If you don't already know what the IP will be, you can find out by inspecting the container:
docker inspect homeassistant | grep Gateway
The gateway IP then needs to be added to config
nano ~/docker_files/homeassistant/config/configuration.yaml
I already had a http section, and only added the host bridge's IP, but for completeness the section is
http:
use_x_forwarded_for: True
trusted_proxies:
- 127.0.0.1
- 172.17.0.1
ip_ban_enabled: True
login_attempts_threshold: 3
Having done this, I updated the configuration on my reverse proxy so that it would use the container rather than the Pi as an origin - I was fully cut-over.
Conclusion
Moving from HomeAssistant OS to HomeAssistant Core was much quicker and easier than I expected, even if it is no longer possible to simply import a backup.

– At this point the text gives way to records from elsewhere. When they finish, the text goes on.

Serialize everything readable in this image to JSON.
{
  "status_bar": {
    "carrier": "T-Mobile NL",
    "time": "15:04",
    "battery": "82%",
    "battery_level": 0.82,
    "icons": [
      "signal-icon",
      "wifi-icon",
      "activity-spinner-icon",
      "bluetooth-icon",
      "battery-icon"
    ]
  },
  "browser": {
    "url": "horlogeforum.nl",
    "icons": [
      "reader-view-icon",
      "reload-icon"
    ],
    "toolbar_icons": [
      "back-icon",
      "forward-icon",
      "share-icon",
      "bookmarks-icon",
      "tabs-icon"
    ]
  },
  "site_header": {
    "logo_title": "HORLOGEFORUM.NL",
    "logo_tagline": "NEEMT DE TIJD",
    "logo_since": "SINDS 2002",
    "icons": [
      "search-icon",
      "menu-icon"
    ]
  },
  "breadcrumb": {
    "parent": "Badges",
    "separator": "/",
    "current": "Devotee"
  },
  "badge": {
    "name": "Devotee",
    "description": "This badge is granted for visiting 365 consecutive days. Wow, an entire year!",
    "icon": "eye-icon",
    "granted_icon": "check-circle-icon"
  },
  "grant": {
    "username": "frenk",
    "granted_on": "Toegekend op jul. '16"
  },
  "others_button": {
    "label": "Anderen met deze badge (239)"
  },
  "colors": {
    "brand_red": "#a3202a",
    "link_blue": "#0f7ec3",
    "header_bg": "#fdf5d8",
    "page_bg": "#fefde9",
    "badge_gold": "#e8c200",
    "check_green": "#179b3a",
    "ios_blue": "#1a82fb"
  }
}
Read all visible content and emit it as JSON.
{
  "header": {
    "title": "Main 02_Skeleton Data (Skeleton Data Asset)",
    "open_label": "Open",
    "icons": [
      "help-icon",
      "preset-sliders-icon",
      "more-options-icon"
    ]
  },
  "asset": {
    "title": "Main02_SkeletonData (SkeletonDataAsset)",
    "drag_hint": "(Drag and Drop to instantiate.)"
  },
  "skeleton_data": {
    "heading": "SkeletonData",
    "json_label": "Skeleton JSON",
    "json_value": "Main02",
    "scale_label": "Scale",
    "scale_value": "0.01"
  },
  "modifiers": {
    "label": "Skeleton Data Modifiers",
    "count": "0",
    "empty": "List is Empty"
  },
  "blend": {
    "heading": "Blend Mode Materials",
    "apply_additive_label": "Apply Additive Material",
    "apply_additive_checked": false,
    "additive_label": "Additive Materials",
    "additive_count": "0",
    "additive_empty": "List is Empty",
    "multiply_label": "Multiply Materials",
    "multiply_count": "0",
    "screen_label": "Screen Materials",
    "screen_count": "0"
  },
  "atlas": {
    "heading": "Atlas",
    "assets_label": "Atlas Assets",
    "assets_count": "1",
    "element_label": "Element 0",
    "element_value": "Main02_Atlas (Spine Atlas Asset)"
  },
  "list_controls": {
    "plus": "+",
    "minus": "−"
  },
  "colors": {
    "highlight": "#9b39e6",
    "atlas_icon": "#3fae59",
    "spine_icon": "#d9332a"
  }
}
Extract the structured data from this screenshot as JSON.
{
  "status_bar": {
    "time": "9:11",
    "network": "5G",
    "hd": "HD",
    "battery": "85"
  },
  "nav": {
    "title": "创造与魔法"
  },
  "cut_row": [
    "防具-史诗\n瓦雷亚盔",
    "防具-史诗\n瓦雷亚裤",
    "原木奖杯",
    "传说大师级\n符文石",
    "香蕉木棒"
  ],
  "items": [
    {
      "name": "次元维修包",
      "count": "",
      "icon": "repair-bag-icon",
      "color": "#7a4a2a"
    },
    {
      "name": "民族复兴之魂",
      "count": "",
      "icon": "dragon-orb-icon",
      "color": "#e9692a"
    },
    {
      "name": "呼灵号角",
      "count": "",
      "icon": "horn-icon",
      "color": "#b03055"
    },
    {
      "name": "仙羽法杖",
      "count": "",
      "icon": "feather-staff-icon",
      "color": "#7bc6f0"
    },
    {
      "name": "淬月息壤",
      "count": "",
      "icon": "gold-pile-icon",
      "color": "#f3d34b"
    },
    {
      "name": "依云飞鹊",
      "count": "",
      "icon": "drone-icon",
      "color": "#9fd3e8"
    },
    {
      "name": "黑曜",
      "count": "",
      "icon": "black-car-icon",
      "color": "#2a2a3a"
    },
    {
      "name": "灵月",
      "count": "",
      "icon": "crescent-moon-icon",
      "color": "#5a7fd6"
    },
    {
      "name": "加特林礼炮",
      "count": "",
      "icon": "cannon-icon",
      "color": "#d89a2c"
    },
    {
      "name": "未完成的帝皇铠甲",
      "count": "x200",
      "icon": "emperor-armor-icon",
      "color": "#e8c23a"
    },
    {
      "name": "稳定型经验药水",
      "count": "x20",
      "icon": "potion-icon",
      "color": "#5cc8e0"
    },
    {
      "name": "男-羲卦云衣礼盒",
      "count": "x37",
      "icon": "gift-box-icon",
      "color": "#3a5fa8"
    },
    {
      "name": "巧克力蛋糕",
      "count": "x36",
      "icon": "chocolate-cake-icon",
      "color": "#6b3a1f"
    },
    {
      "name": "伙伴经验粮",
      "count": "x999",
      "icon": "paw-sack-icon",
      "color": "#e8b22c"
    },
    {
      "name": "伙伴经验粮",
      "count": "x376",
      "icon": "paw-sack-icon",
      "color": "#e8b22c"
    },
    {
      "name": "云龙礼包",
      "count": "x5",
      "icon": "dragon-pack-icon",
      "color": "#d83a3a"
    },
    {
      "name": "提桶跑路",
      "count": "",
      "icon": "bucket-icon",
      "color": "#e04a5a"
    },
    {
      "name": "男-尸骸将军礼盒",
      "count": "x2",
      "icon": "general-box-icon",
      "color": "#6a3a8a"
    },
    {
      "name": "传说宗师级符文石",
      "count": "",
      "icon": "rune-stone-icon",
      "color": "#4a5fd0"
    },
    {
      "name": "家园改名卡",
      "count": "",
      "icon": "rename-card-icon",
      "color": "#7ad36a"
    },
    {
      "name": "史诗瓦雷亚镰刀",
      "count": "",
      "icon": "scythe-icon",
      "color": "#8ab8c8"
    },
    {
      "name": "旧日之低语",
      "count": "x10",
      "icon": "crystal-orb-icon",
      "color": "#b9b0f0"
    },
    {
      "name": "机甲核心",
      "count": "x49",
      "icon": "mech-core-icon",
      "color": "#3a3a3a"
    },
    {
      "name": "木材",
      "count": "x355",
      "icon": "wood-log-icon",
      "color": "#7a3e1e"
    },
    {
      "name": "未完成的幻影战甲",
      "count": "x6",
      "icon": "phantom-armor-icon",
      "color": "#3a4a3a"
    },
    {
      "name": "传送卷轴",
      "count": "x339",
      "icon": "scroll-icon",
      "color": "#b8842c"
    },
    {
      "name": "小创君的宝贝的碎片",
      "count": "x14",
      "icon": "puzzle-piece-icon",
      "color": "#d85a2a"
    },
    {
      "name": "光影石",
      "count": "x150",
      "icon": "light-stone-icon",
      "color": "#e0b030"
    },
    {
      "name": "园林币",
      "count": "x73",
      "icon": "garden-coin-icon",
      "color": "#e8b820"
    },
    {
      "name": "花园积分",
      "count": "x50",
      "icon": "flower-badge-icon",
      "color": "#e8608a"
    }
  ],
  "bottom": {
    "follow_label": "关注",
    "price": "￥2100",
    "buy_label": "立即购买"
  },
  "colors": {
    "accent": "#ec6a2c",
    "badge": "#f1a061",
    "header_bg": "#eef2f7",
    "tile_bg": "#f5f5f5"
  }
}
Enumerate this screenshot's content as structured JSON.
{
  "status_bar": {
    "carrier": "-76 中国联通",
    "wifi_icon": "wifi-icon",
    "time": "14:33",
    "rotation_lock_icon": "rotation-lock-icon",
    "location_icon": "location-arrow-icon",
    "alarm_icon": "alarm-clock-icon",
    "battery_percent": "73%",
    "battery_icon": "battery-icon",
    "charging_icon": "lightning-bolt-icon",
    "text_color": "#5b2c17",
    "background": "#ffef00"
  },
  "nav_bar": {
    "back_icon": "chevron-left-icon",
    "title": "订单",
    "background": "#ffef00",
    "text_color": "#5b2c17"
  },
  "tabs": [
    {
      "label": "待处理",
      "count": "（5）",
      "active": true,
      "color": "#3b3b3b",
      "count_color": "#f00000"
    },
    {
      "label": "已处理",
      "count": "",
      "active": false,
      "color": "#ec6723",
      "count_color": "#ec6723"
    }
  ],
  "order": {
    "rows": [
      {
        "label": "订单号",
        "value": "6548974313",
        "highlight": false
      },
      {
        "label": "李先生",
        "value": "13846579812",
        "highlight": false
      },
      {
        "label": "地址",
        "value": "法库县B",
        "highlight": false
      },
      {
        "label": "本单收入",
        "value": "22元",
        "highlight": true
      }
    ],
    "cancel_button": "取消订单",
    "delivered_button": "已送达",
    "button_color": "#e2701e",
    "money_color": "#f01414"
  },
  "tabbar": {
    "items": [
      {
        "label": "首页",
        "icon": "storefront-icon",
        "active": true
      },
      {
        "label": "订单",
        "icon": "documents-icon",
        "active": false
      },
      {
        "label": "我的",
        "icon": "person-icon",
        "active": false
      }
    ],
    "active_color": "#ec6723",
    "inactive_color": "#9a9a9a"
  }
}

As well as giving more control over when updates land, running Container also means that I've removed a huge amount of complexity from our Home Automation: no more coredns and no need to rely on a hack to prevent bypassing of local DNS infrastructure.
HomeAssistant is currently running on shared hardware, but if I ever wanted to, moving it back to the Pi would be fairly straightforward: I'd just need to install Raspbian and docker before copying files over from their current location and starting the container exactly as I have above.